Uno dei pomeriggi più intensi degli ultimi mesi  l’ho trascorso con mio figlio e due miei amici nell’hinterland di Torino, intrufolandomi all’interno di un’area industriale abbandonata, dove sapevamo – per averlo visto su Google Earth – essere nato e cresciuto una specie di bosco. Uno spettacolo incantevole.
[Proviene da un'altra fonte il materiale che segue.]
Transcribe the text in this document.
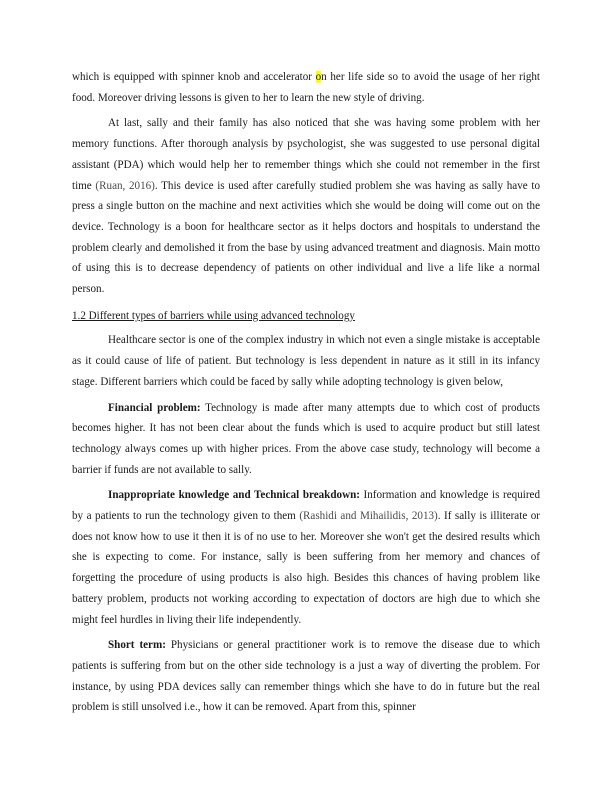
which is equipped with spinner knob and accelerator on her life side so to avoid the usage of her right food. Moreover driving lessons is given to her to learn the new style of driving.

At last, sally and their family has also noticed that she was having some problem with her memory functions. After thorough analysis by psychologist, she was suggested to use personal digital assistant (PDA) which would help her to remember things which she could not remember in the first time (Ruan, 2016). This device is used after carefully studied problem she was having as sally have to press a single button on the machine and next activities which she would be doing will come out on the device. Technology is a boon for healthcare sector as it helps doctors and hospitals to understand the problem clearly and demolished it from the base by using advanced treatment and diagnosis. Main motto of using this is to decrease dependency of patients on other individual and live a life like a normal person.

1.2 Different types of barriers while using advanced technology

Healthcare sector is one of the complex industry in which not even a single mistake is acceptable as it could cause of life of patient. But technology is less dependent in nature as it still in its infancy stage. Different barriers which could be faced by sally while adopting technology is given below,

Financial problem: Technology is made after many attempts due to which cost of products becomes higher. It has not been clear about the funds which is used to acquire product but still latest technology always comes up with higher prices. From the above case study, technology will become a barrier if funds are not available to sally.

Inappropriate knowledge and Technical breakdown: Information and knowledge is required by a patients to run the technology given to them (Rashidi and Mihailidis, 2013). If sally is illiterate or does not know how to use it then it is of no use to her. Moreover she won't get the desired results which she is expecting to come. For instance, sally is been suffering from her memory and chances of forgetting the procedure of using products is also high. Besides this chances of having problem like battery problem, products not working according to expectation of doctors are high due to which she might feel hurdles in living their life independently.

Short term: Physicians or general practitioner work is to remove the disease due to which patients is suffering from but on the other side technology is a just a way of diverting the problem. For instance, by using PDA devices sally can remember things which she have to do in future but the real problem is still unsolved i.e., how it can be removed. Apart from this, spinner
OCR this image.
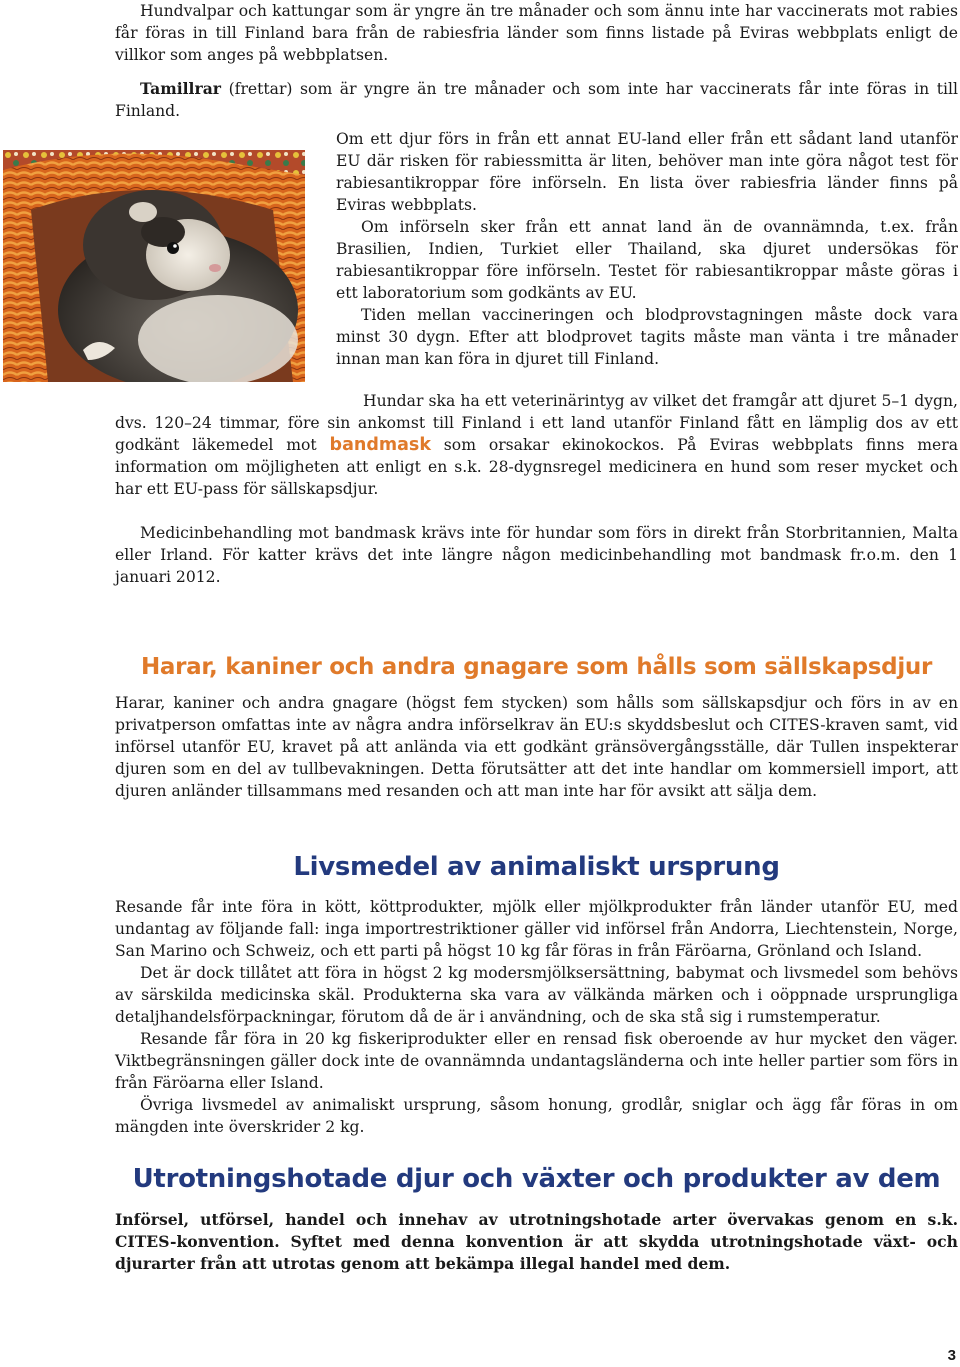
Hundvalpar och kattungar som är yngre än tre månader och som ännu inte har vaccinerats mot rabies får föras in till Finland bara från de rabiesfria länder som finns listade på Eviras webbplats enligt de villkor som anges på webbplatsen.

Tamillrar (frettar) som är yngre än tre månader och som inte har vaccinerats får inte föras in till Finland.

Om ett djur förs in från ett annat EU-land eller från ett sådant land utanför EU där risken för rabiessmitta är liten, behöver man inte göra något test för rabiesantikroppar före införseln. En lista över rabiesfria länder finns på Eviras webbplats.

Om införseln sker från ett annat land än de ovannämnda, t.ex. från Brasilien, Indien, Turkiet eller Thailand, ska djuret undersökas för rabiesantikroppar före införseln. Testet för rabiesantikroppar måste göras i ett laboratorium som godkänts av EU.

Tiden mellan vaccineringen och blodprovstagningen måste dock vara minst 30 dygn. Efter att blodprovet tagits måste man vänta i tre månader innan man kan föra in djuret till Finland.

Hundar ska ha ett veterinärintyg av vilket det framgår att djuret 5–1 dygn, dvs. 120–24 timmar, före sin ankomst till Finland i ett land utanför Finland fått en lämplig dos av ett godkänt läkemedel mot bandmask som orsakar ekinokockos. På Eviras webbplats finns mera information om möjligheten att enligt en s.k. 28-dygnsregel medicinera en hund som reser mycket och har ett EU-pass för sällskapsdjur.

Medicinbehandling mot bandmask krävs inte för hundar som förs in direkt från Storbritannien, Malta eller Irland. För katter krävs det inte längre någon medicinbehandling mot bandmask fr.o.m. den 1 januari 2012.

Harar, kaniner och andra gnagare som hålls som sällskapsdjur

Harar, kaniner och andra gnagare (högst fem stycken) som hålls som sällskapsdjur och förs in av en privatperson omfattas inte av några andra införselkrav än EU:s skyddsbeslut och CITES-kraven samt, vid införsel utanför EU, kravet på att anlända via ett godkänt gränsövergångsställe, där Tullen inspekterar djuren som en del av tullbevakningen. Detta förutsätter att det inte handlar om kommersiell import, att djuren anländer tillsammans med resanden och att man inte har för avsikt att sälja dem.

Livsmedel av animaliskt ursprung

Resande får inte föra in kött, köttprodukter, mjölk eller mjölkprodukter från länder utanför EU, med undantag av följande fall: inga importrestriktioner gäller vid införsel från Andorra, Liechtenstein, Norge, San Marino och Schweiz, och ett parti på högst 10 kg får föras in från Färöarna, Grönland och Island.

Det är dock tillåtet att föra in högst 2 kg modersmjölksersättning, babymat och livsmedel som behövs av särskilda medicinska skäl. Produkterna ska vara av välkända märken och i oöppnade ursprungliga detaljhandelsförpackningar, förutom då de är i användning, och de ska stå sig i rumstemperatur.

Resande får föra in 20 kg fiskeriprodukter eller en rensad fisk oberoende av hur mycket den väger. Viktbegränsningen gäller dock inte de ovannämnda undantagsländerna och inte heller partier som förs in från Färöarna eller Island.

Övriga livsmedel av animaliskt ursprung, såsom honung, grodlår, sniglar och ägg får föras in om mängden inte överskrider 2 kg.

Utrotningshotade djur och växter och produkter av dem

Införsel, utförsel, handel och innehav av utrotningshotade arter övervakas genom en s.k. CITES-konvention. Syftet med denna konvention är att skydda utrotningshotade växt- och djurarter från att utrotas genom att bekämpa illegal handel med dem.

3
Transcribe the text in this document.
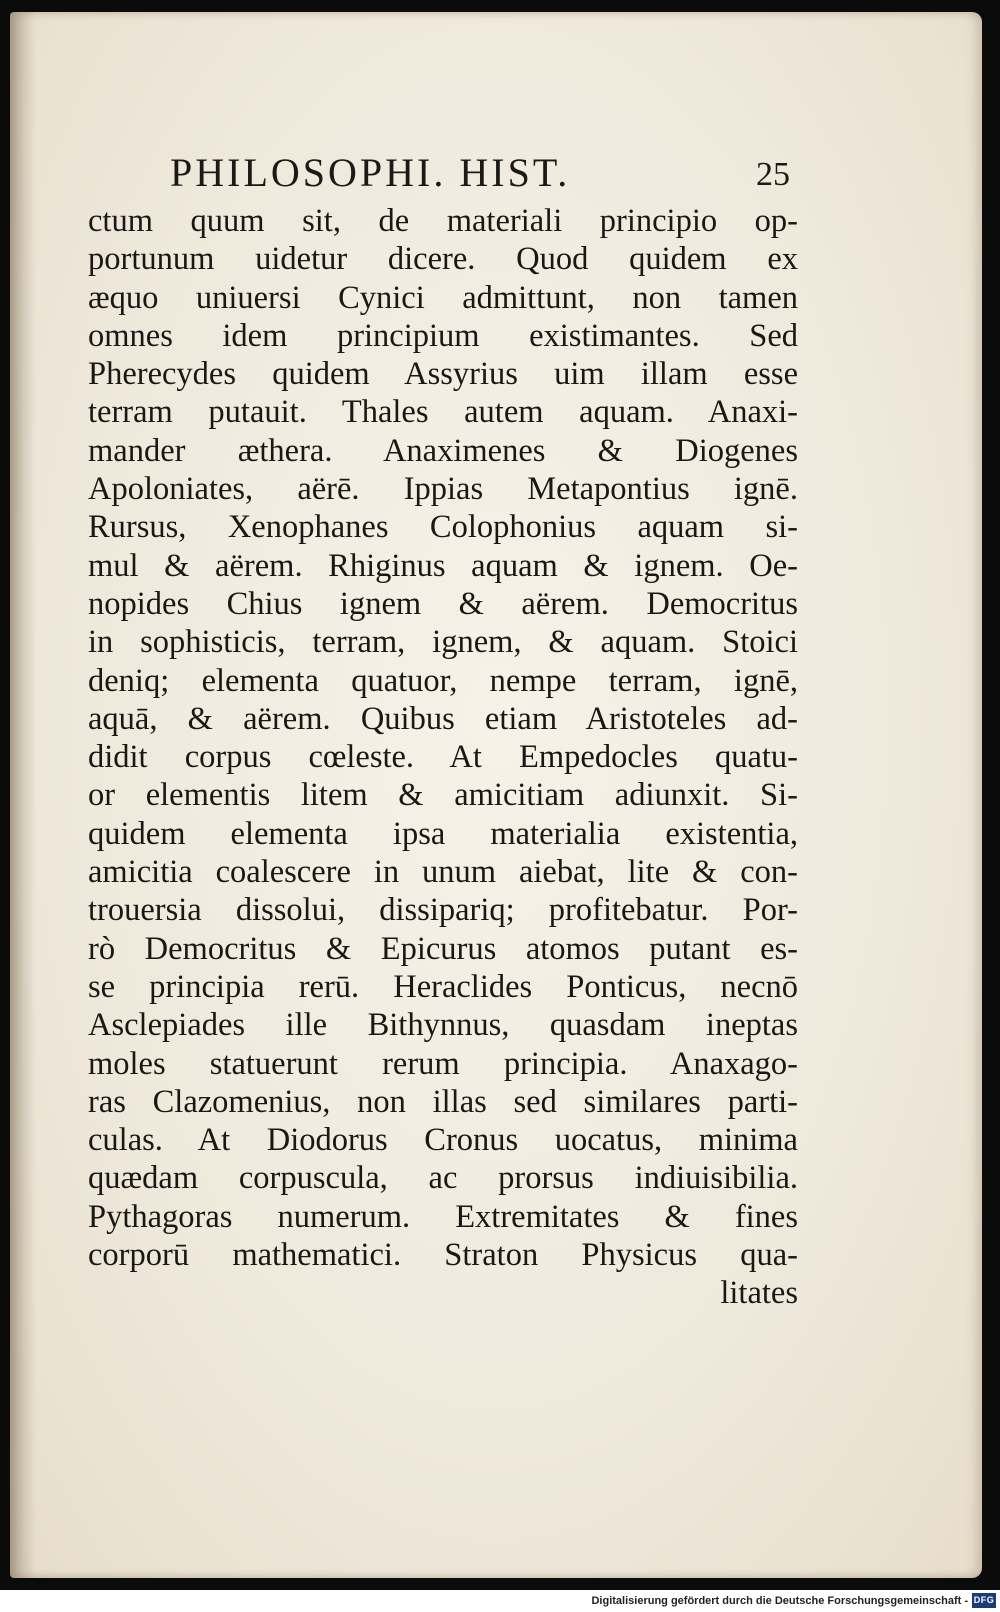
PHILOSOPHI. HIST.	25
ctum quum sit, de materiali principio op-
portunum uidetur dicere. Quod quidem ex
æquo uniuersi Cynici admittunt, non tamen
omnes idem principium existimantes. Sed
Pherecydes quidem Assyrius uim illam esse
terram putauit. Thales autem aquam. Anaxi-
mander æthera. Anaximenes & Diogenes
Apoloniates, aërē. Ippias Metapontius ignē.
Rursus, Xenophanes Colophonius aquam si-
mul & aërem. Rhiginus aquam & ignem. Oe-
nopides Chius ignem & aërem. Democritus
in sophisticis, terram, ignem, & aquam. Stoici
deniq; elementa quatuor, nempe terram, ignē,
aquā, & aërem. Quibus etiam Aristoteles ad-
didit corpus cœleste. At Empedocles quatu-
or elementis litem & amicitiam adiunxit. Si-
quidem elementa ipsa materialia existentia,
amicitia coalescere in unum aiebat, lite & con-
trouersia dissolui, dissipariq; profitebatur. Por-
rò Democritus & Epicurus atomos putant es-
se principia rerū. Heraclides Ponticus, necnō
Asclepiades ille Bithynnus, quasdam ineptas
moles statuerunt rerum principia. Anaxago-
ras Clazomenius, non illas sed similares parti-
culas. At Diodorus Cronus uocatus, minima
quædam corpuscula, ac prorsus indiuisibilia.
Pythagoras numerum. Extremitates & fines
corporū mathematici. Straton Physicus qua-
litates
Digitalisierung gefördert durch die Deutsche Forschungsgemeinschaft - DFG
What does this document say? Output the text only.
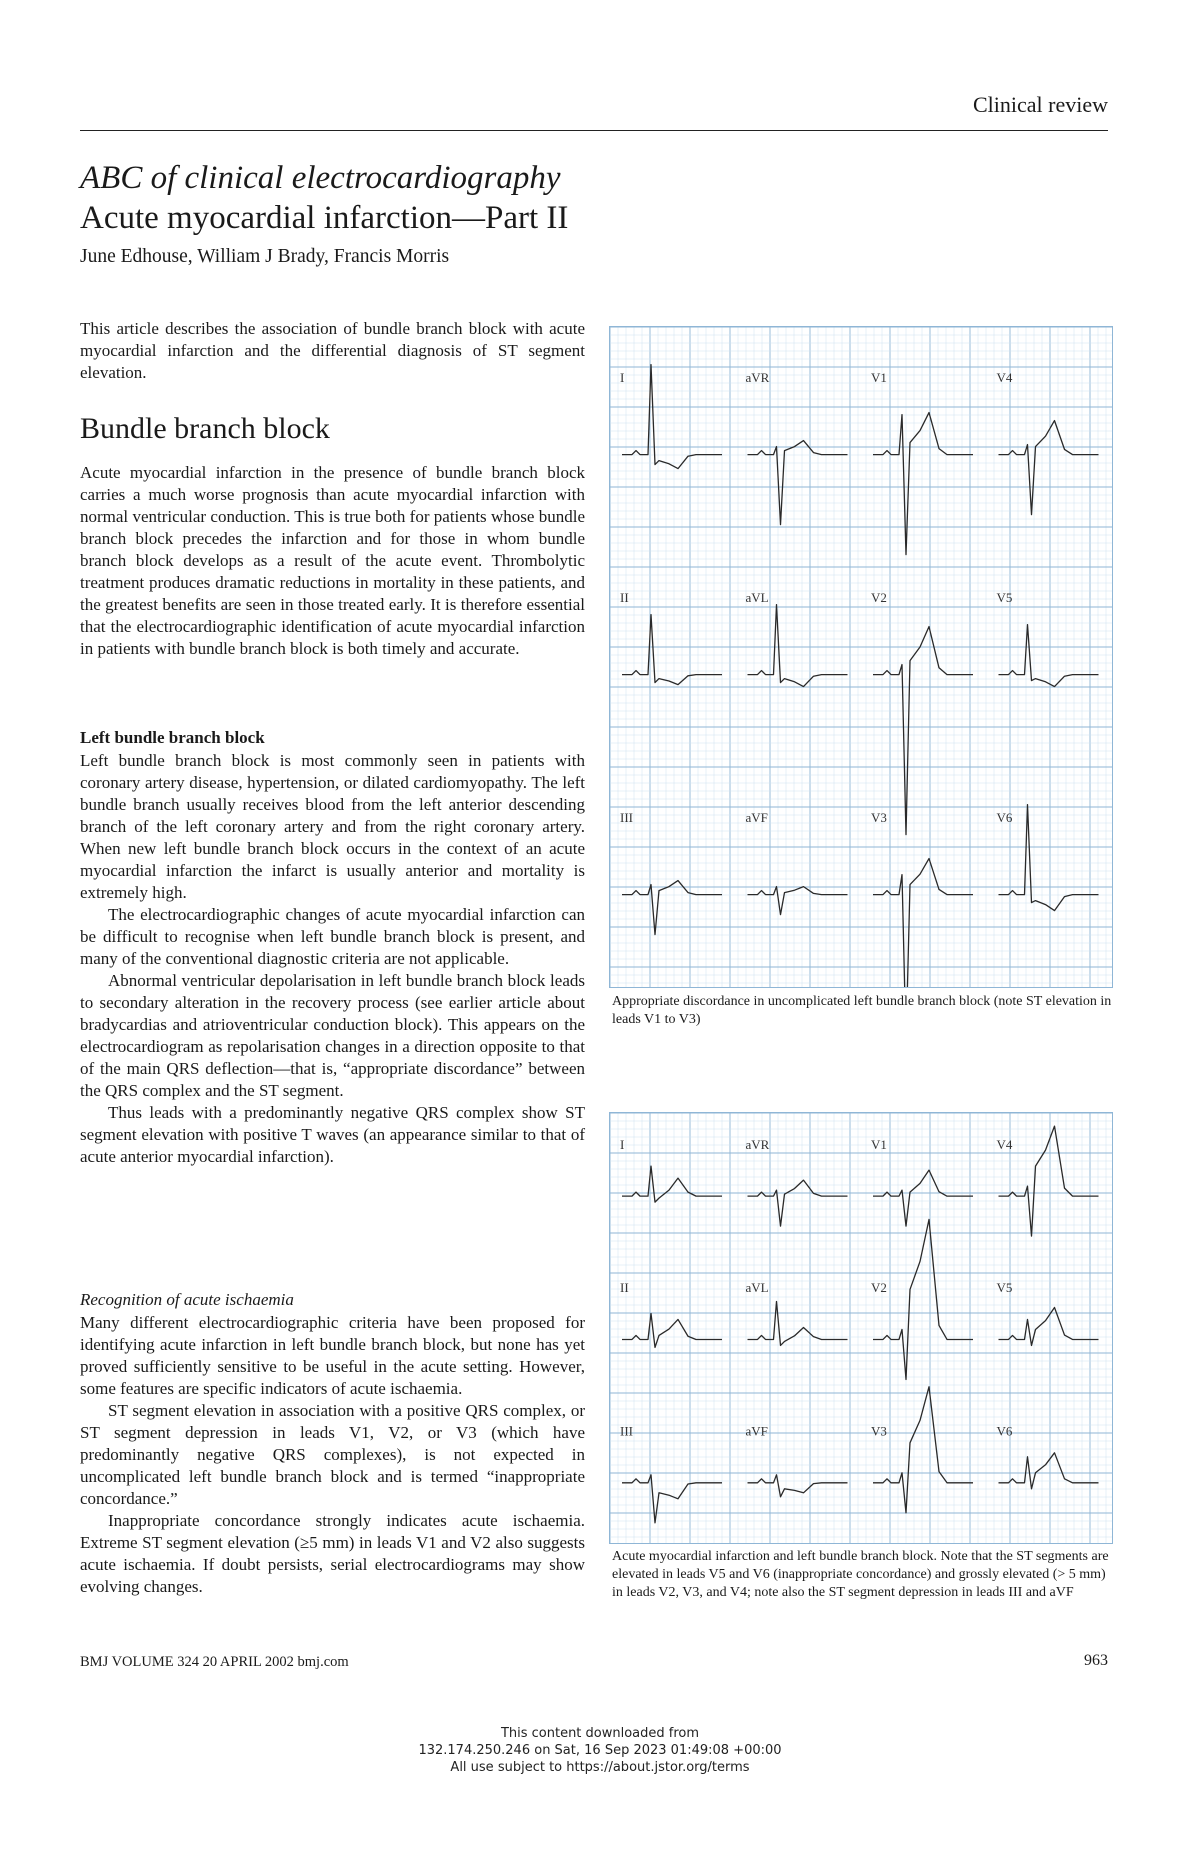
Clinical review
ABC of clinical electrocardiography
Acute myocardial infarction—Part II
June Edhouse, William J Brady, Francis Morris

This article describes the association of bundle branch block with acute myocardial infarction and the differential diagnosis of ST segment elevation.

Bundle branch block

Acute myocardial infarction in the presence of bundle branch block carries a much worse prognosis than acute myocardial infarction with normal ventricular conduction. This is true both for patients whose bundle branch block precedes the infarction and for those in whom bundle branch block develops as a result of the acute event. Thrombolytic treatment produces dramatic reductions in mortality in these patients, and the greatest benefits are seen in those treated early. It is therefore essential that the electrocardiographic identification of acute myocardial infarction in patients with bundle branch block is both timely and accurate.

Left bundle branch block

Left bundle branch block is most commonly seen in patients with coronary artery disease, hypertension, or dilated cardiomyopathy. The left bundle branch usually receives blood from the left anterior descending branch of the left coronary artery and from the right coronary artery. When new left bundle branch block occurs in the context of an acute myocardial infarction the infarct is usually anterior and mortality is extremely high.

The electrocardiographic changes of acute myocardial infarction can be difficult to recognise when left bundle branch block is present, and many of the conventional diagnostic criteria are not applicable.

Abnormal ventricular depolarisation in left bundle branch block leads to secondary alteration in the recovery process (see earlier article about bradycardias and atrioventricular conduction block). This appears on the electrocardiogram as repolarisation changes in a direction opposite to that of the main QRS deflection—that is, “appropriate discordance” between the QRS complex and the ST segment.

Thus leads with a predominantly negative QRS complex show ST segment elevation with positive T waves (an appearance similar to that of acute anterior myocardial infarction).

Recognition of acute ischaemia

Many different electrocardiographic criteria have been proposed for identifying acute infarction in left bundle branch block, but none has yet proved sufficiently sensitive to be useful in the acute setting. However, some features are specific indicators of acute ischaemia.

ST segment elevation in association with a positive QRS complex, or ST segment depression in leads V1, V2, or V3 (which have predominantly negative QRS complexes), is not expected in uncomplicated left bundle branch block and is termed “inappropriate concordance.”

Inappropriate concordance strongly indicates acute ischaemia. Extreme ST segment elevation (≥5 mm) in leads V1 and V2 also suggests acute ischaemia. If doubt persists, serial electrocardiograms may show evolving changes.

I	aVR	V1	V4
II	aVL	V2	V5
III	aVF	V3	V6
Appropriate discordance in uncomplicated left bundle branch block (note ST elevation in leads V1 to V3)
I	aVR	V1	V4
II	aVL	V2	V5
III	aVF	V3	V6
Acute myocardial infarction and left bundle branch block. Note that the ST segments are elevated in leads V5 and V6 (inappropriate concordance) and grossly elevated (> 5 mm) in leads V2, V3, and V4; note also the ST segment depression in leads III and aVF
BMJ VOLUME 324 20 APRIL 2002 bmj.com	963
This content downloaded from
132.174.250.246 on Sat, 16 Sep 2023 01:49:08 +00:00
All use subject to https://about.jstor.org/terms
Dove una volta c’erano i macchinari, ora la natura sta riprendendosi il suo spazio, spaccando il cemento, protendendosi verso il cielo oltre le strutture ossidate e scheletriche della fabbrica che non c’è più.

Alberi di tutti i tipi, sia autoctoni, sia alloctoni, grazie ai semi sparpagliati dal vento e persino un’area umida con tanto di canneto e girini.

In mezzo a questo caos di paleoindustriale e neonatura una comunità di zingari e altre persone non identificate: la sensazione di essere proiettati all’interno del film “I guerrieri della palude silenziosa”.

Di aree come questa, riconquistate dalla natura, ce ne sono oramai davvero ben poche: l’avidità delle amministrazioni comunali di accaparrarsi gli oneri di urbanizzazione e magari anche accordi più o meno leciti con le imprese di costruzione, fanno sì che dappertutto sorgano palazzi e non-luoghi.

Anche questa area che abbiamo visitato e fotografato non resisterà certo a lungo al cancro della speculazione. Rimarrà nella nostra memoria e rimarrà la nostra testimonianza.

Ma non fa nulla: l’importante è vedere che la natura vive e sopravvive. L’importante è che noi, camminando in città senza avere la testa nelle nuvole, ci accorgiamo di quella pianta di tarassaco a fianco dell’asfalto, oppure di quella saponaria lungo il muro, o ancora di quel fico che magicamente si fa largo sotto una grata lungo un marciapiede.

Tutto questo ci consolerà. Nonostante le nostre nefandezze, nonostante la morte che cospargiamo, la natura vive. E vivrà dopo di noi.

P.S. ho scritto questo post prima che fosse pubblicato “Ambientalisti, che voglia di catastrofe”. Di filosofi come Pascal Bruckner, che vivono solo di testa e non di pancia, se ne potrebbe francamente fare a meno.